Thinking more about shared roads and systems designed to make public highways easier and safer to use, and remembered an experiment where a village removed traffic lights and road markings.
The one I remember was Dutch town of Drachten where:
Almost all traffic lights and signs have been removed in the town’s centre in an effort to improve traffic safety, based on the theory that drivers pay more attention to their surroundings when they cannot rely on strict traffic rules. Previously the town’s centre had an average of 8 accidents per year.
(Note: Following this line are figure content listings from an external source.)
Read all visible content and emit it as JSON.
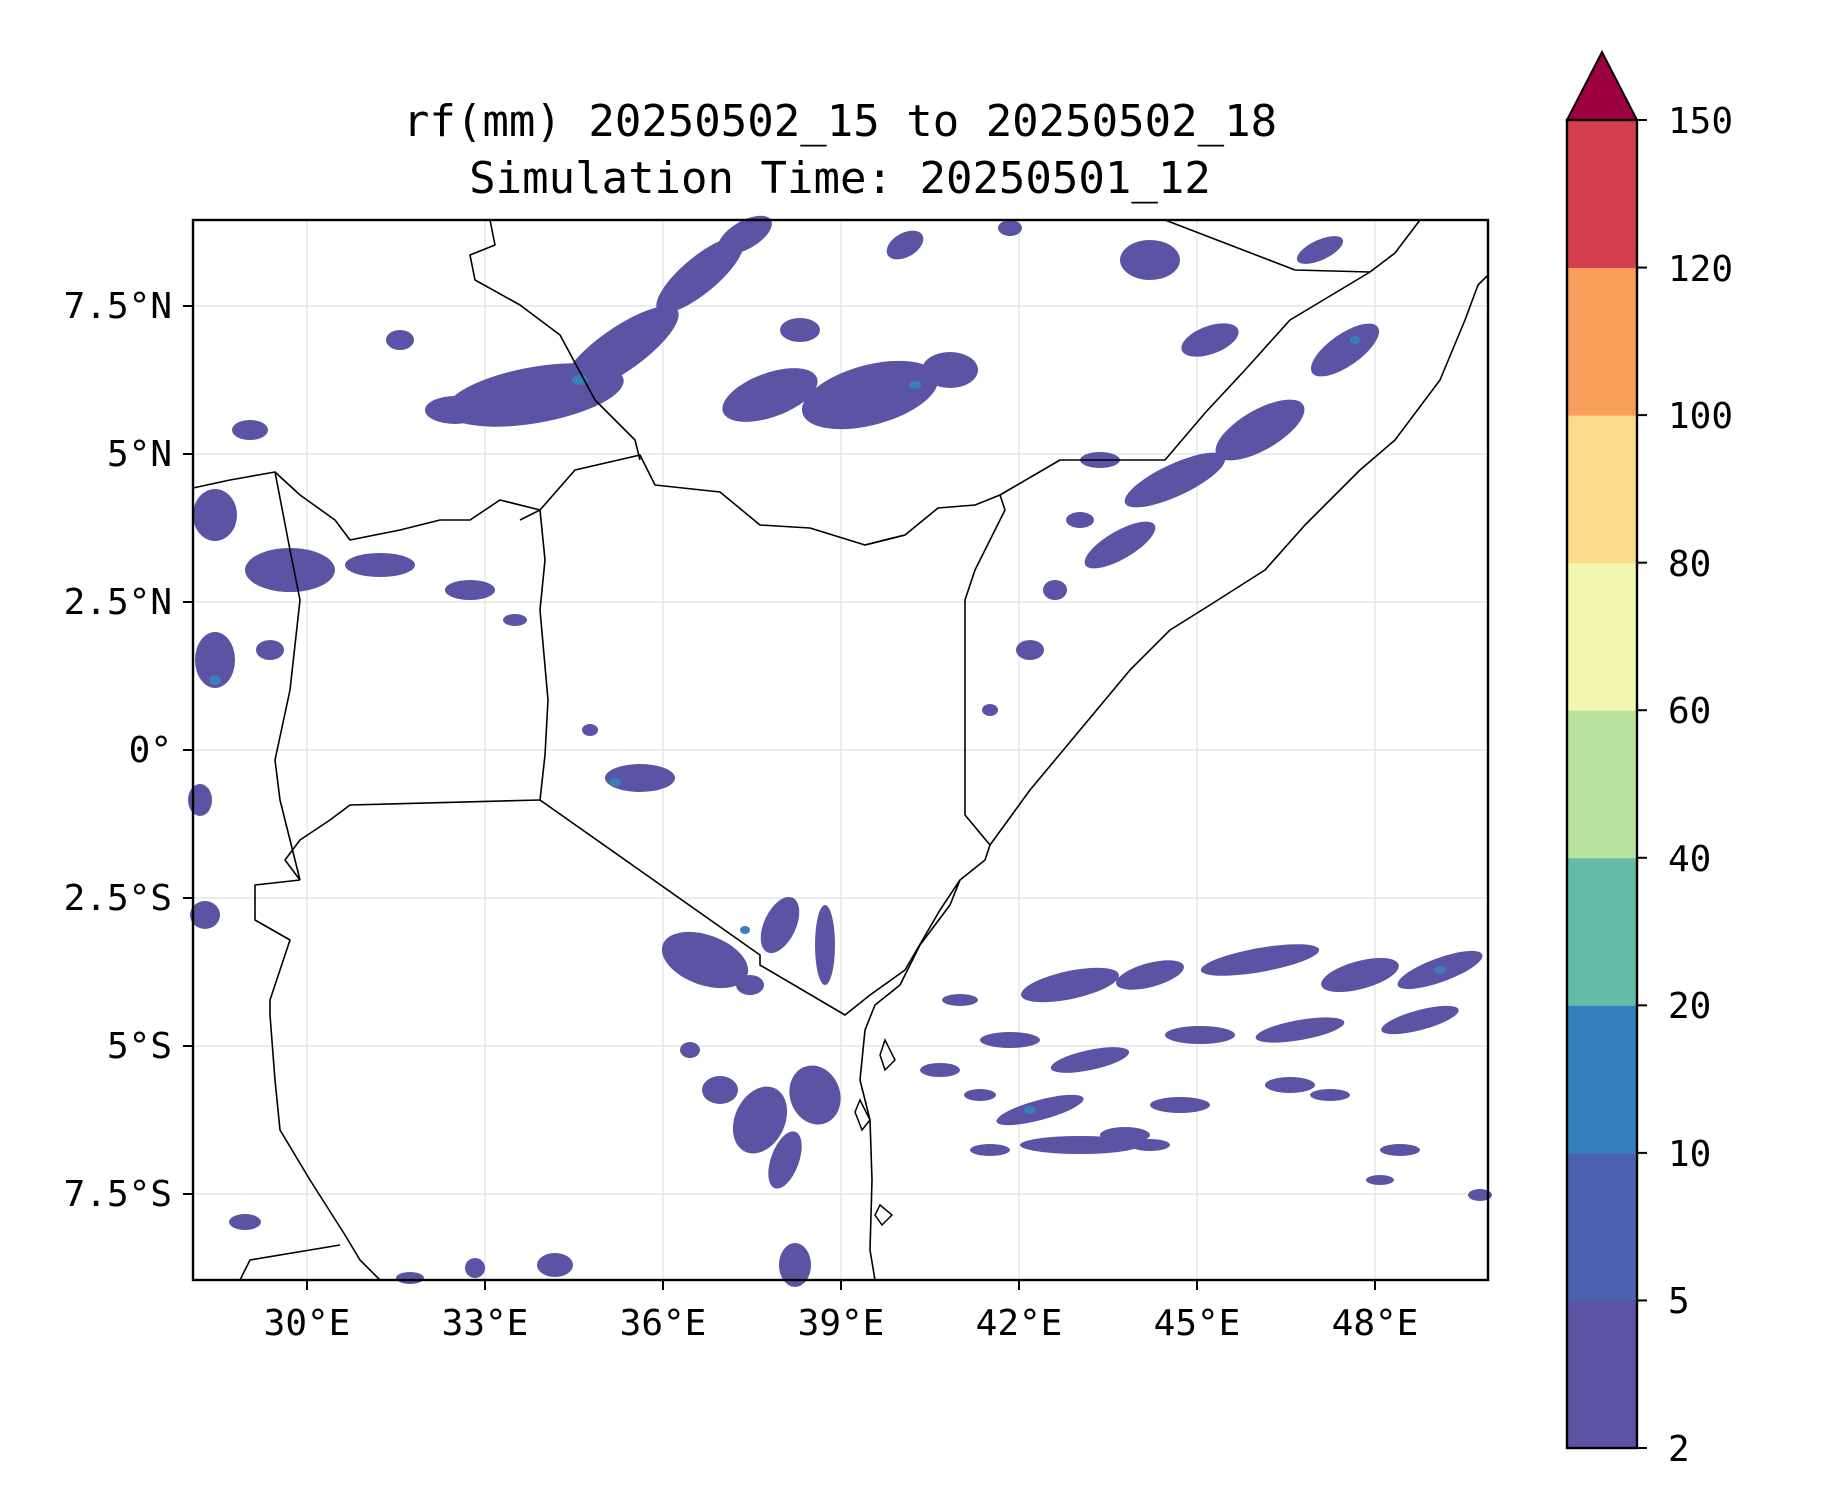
{
  "map": {
    "title_line1": "rf(mm) 20250502_15 to 20250502_18",
    "title_line2": "Simulation Time: 20250501_12",
    "lon_ticks": [
      "30°E",
      "33°E",
      "36°E",
      "39°E",
      "42°E",
      "45°E",
      "48°E"
    ],
    "lat_ticks": [
      "7.5°N",
      "5°N",
      "2.5°N",
      "0°",
      "2.5°S",
      "5°S",
      "7.5°S"
    ],
    "extent_lon": [
      28.1,
      49.9
    ],
    "extent_lat": [
      -8.9,
      8.9
    ],
    "precip_color": "#5b54a4",
    "precip_color_heavy": "#3a7fb9",
    "border_color": "#000000",
    "grid_color": "#e6e6e6"
  },
  "colorbar": {
    "labels": [
      "150",
      "120",
      "100",
      "80",
      "60",
      "40",
      "20",
      "10",
      "5",
      "2"
    ],
    "levels": [
      2,
      5,
      10,
      20,
      40,
      60,
      80,
      100,
      120,
      150
    ],
    "colors": [
      "#5c52a3",
      "#4b62ae",
      "#3580ba",
      "#64bca7",
      "#bbe3a0",
      "#f1f8ad",
      "#fbdb8c",
      "#f89e5a",
      "#d43f4e"
    ],
    "extend_color": "#9e0142"
  }
}
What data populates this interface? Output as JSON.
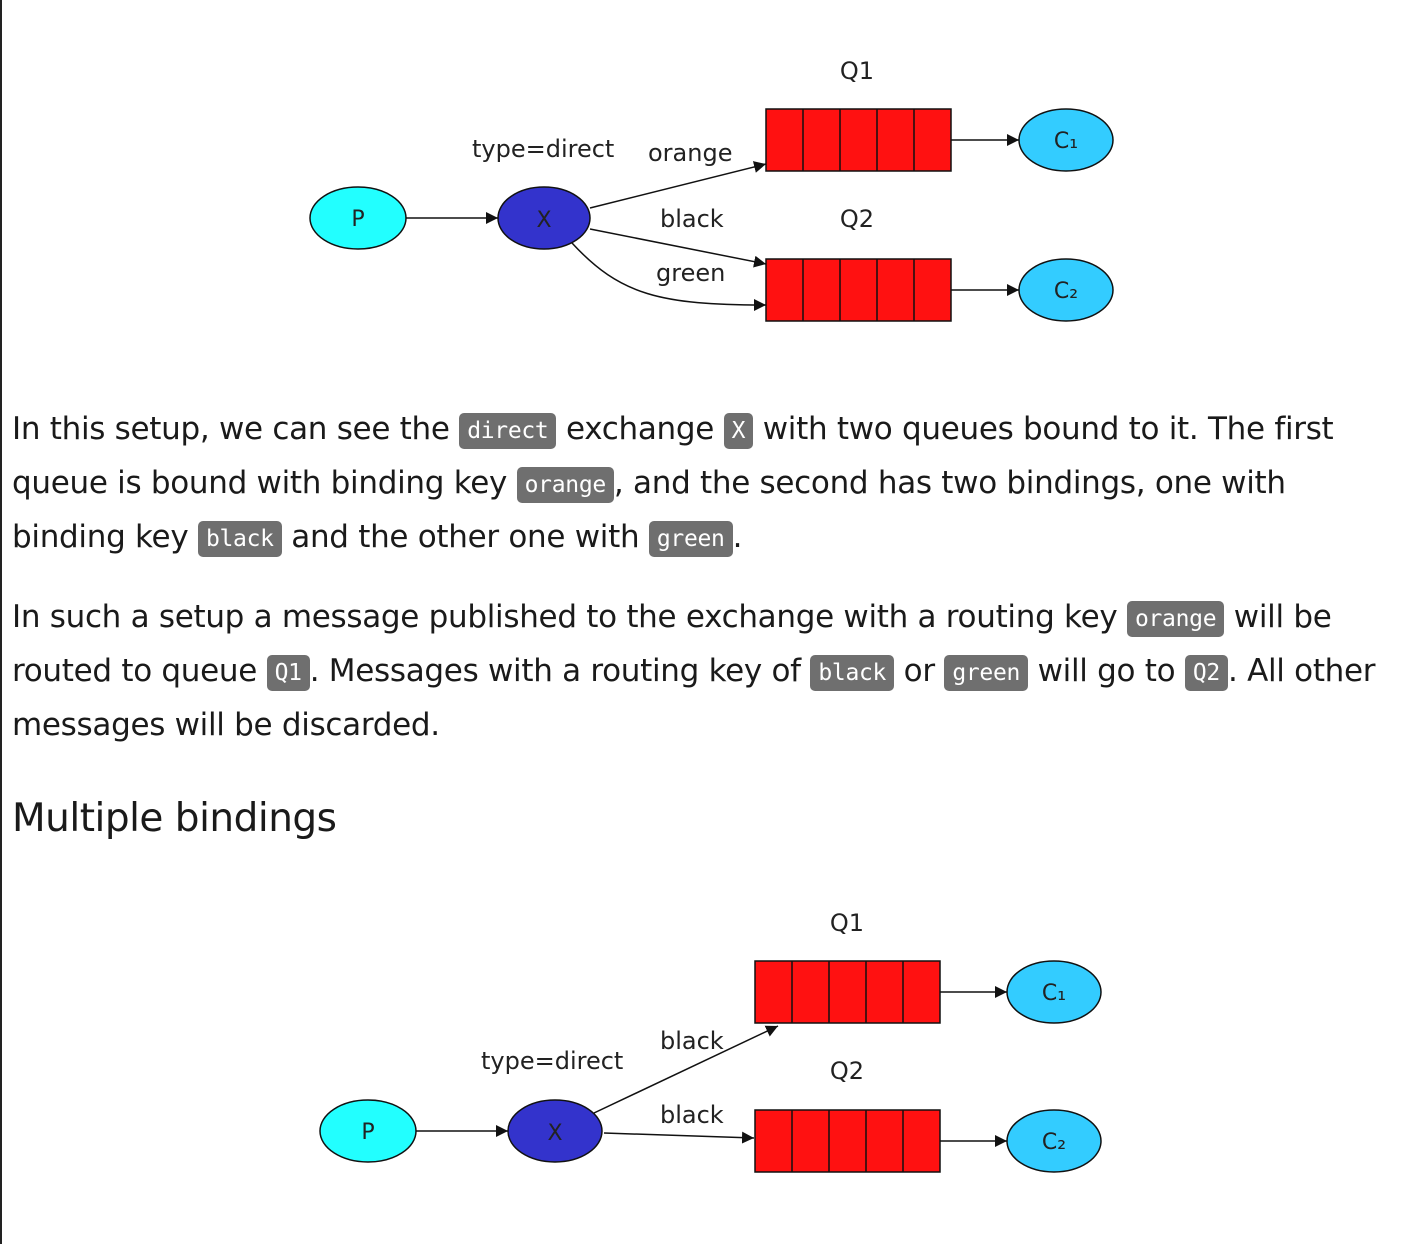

In the first two years after the system was introduced, yearly accidents were reduced to 1.
It seems like loads of European towns have joined in with the same Shared Space approach since, such as Bohmte in Germany, Makkinga in the Netherlands and various others, including Exhibition Road in London (pardon the hyperlink, but it was was actually the most informative source I could find) and a remarkably successful sounding result in Portishead, Somerset:
How please do those locals sound! What a remarkable experiment. And think what it means from a system and service design point of view. Those old systems that have evolved and been added to over the years have been less effective than just letting people deal with each other, and be forced into acting responsibly. How many more areas could this system work in I wonder?
I really am a big fan of this sort of design, that takes our conscious actions more into consideration, and forces us to think, rather than provide false security that the system is thinking for us. That the rules mitigate our responsibility to think for ourselves or others. Case in point when I was hit by an Addison Lee driver in 2007.
Traveling East, he jumped a red light on the St John Street and Myddelton Street crossroad while I was calmly crossing North on a green light. The last though I had before flying over his bonnet and roof was to the effect of “that car in my peripheral vision is going very fast for a red light…”.
Now yes, he was very very much to blame. He jumped a red light (luckily in front of a Police car) and hit me hard, snapped my bike in a few places and leaving me with a persisting back injury, but I blame our combined complacent reliance on the traffic light system for creating the circumstance that led to the outcome.
Again, he was still very much to blame! I’m just saying that in a world without traffic lights, I bet we would have both been paying more attention and looking before crossed on every single junction. Never crossing without looking left and right, just because a green light says your safe. What the hell does a green light know!
I like the simple road safety rule that you must not hit people. That’s all. And then applying a punishment / deterrent hierarchy which places all blame, no matter on the exact details of each accident, on the larger party. HGV lorries look out for everyone and drive very very carefully. Cars look out for bikes and pedestrians. And cyclists look out for pedestrians. This could allow for cycling on pavements, where cyclists have to utterly avoid pedestrians and so move very slowly, like a courteous pedestrian with wheels. I’ve heard this is the sort of deal in Holland, though I’ve Googled enough for today so might look that up another time.